One week passed. Traps were giving me kills every morning and every evening.
In one and one half weeks time, the mice had learned not to mess with me. It wasn’t worth it to go inside my house. No food or water payoff, and waaaay too much danger!
My neighbors, literally on the other side of the wall, were innundated with mice, but I lived without even a single one.

I concluded that mice were social. Mice live in societies, and communicate with one another. They had been saying, “Forbin’s house has lots of food and water, and no way can any good mouse ever get hurt there.”
I gave them a new tale to tell. When I was finished with them they would tell their buddies,
“I saw Fred (the mouse) die horribly there.”
“There isn’t anything in that desert, but it’s deadly.”
“Scout number sixty seven has not returned from his recon mission. We don’t know what’s become of him.”

Second occasion:
Ten years later.
I now have a dog. Dog dish provides ample food source.
Same strategy, but the dog had to learn austerity.
Dog food goes in a steel trashcan. Food presented to dog, who must then eat. Don’t eat your food when presented, huh Rover? Well, too bad Rover, you’re not getting any food.

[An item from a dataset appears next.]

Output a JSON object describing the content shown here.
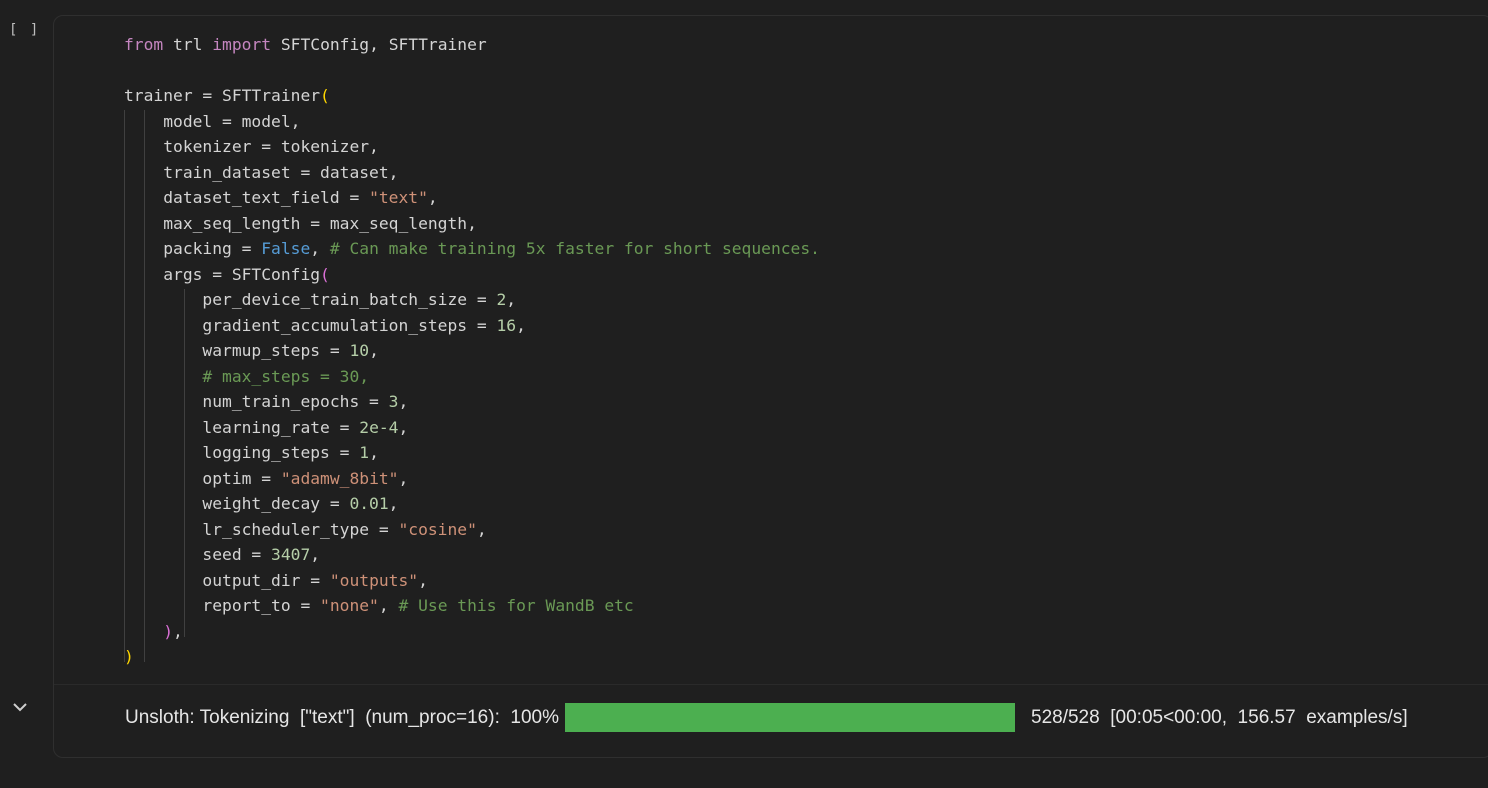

Mice must be destroyed without mercy.
Oh how I loathe and detest mice.
I feel for you Cranky. If you have children, dogs, or cats (you mentioned a cat) they are all with the program, like it or not.
If you do not make this commitment, the mice will exploit your weakness.

Oh, I didn’t mention it directly.
I win!
I slaughtered mice before, and will do it again.
Rover doesn’t like the new modus operendi.
Rover doesn’t run my house. Rover just has to get used to it.
I win.
Current mouse population: zero.
I win.

Be grateful for going the route of conventional methods of rodent-control, Cranky. As evidence, I present tales of ridiculousness and embarrassment from the tdc & moi household:

While living in Western PA, we rented a small house that had plenty of small mouse-sized nooks and crannies. It should have been no surprise, then, in the cold winter months when the small mouse-sized “vacancy/no vacancy” neon signs appeared.

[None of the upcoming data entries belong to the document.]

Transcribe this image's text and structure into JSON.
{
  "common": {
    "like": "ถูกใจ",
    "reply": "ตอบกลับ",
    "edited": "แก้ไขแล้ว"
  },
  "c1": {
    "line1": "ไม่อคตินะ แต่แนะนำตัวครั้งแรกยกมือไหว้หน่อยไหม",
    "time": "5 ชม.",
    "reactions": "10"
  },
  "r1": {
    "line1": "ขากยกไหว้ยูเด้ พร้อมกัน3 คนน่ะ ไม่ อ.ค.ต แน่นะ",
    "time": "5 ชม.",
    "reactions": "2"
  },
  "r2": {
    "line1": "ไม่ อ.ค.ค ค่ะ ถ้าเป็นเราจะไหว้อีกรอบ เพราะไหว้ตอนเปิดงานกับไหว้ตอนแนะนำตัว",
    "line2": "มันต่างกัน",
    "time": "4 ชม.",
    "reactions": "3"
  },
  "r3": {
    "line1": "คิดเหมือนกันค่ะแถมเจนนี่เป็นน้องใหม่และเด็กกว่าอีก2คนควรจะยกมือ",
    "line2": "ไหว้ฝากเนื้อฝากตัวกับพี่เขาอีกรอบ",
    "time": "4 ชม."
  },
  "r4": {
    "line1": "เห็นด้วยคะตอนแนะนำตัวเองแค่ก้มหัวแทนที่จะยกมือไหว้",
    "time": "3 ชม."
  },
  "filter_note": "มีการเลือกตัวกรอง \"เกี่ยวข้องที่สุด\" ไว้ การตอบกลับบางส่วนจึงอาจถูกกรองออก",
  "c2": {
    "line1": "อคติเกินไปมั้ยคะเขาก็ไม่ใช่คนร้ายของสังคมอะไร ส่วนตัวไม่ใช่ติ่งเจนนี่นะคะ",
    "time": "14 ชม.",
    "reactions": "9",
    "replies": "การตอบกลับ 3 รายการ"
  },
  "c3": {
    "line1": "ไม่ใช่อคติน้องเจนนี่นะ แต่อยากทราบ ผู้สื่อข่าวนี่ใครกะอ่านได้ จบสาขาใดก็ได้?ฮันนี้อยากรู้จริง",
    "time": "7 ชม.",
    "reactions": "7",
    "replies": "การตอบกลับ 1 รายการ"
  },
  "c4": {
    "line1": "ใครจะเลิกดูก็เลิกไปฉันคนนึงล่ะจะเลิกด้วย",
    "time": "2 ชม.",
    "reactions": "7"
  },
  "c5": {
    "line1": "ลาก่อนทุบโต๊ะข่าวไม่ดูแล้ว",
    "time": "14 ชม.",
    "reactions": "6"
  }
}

At the first signs of mice, I gave up all displays of “I am woman, hear me roar” and called upon some time-honored gender roles. Husband bought a package of standard mousetraps and set them with peanut butter. Over the next two weeks, I neurotically checked the traps—not because I wanted to find a mousy corpse, but out of fear of stumbling upon one in my day-to-day activities and revealing myself a screaming ninny.

In attempt to be more humane, and I believe in no small part to humor my OC behavior, we switched to a live trap halfway through winter. At this point, we had one dead mouse in the snap trap and one removed via catch-and-release.

As winter wore on, I guess the mice started feeling like the house was more their turf. They got brave. We saw one or two running along the floorboards in the kitchen. The third time we saw a mouse, tdc leapt from his seat and started hunting the damn thing. Furniture was pulled back from the walls. Blockades were set in doorways. Much stomping ensued until, 25 minutes layer, he had caught the mouse and released it outside.

Over the next few months, these ridiculous antics—by mouse and human alike—continued. I caught a mouse in a briefcase. We watched a mouse figure its way out of the live trap. A friend offered to rent her kitten’s mouse disposal services. And, despite our best efforts, managed to kill mice using not only the live trap, but once using a sofa. sheepish grin

Thankfully, not only are we out of that house, but are now in a home patroled by a calico huntress, terror of field mice and squirrels.

If you can’t get rid of them, you can at least turn a profit off of them. Hook them up to tiny milking machines and sell the milk to elementary schools.

I’d put the cat on half rations. Also, be careful around that poop. Don’t want our Cranky coming down with no Hanta.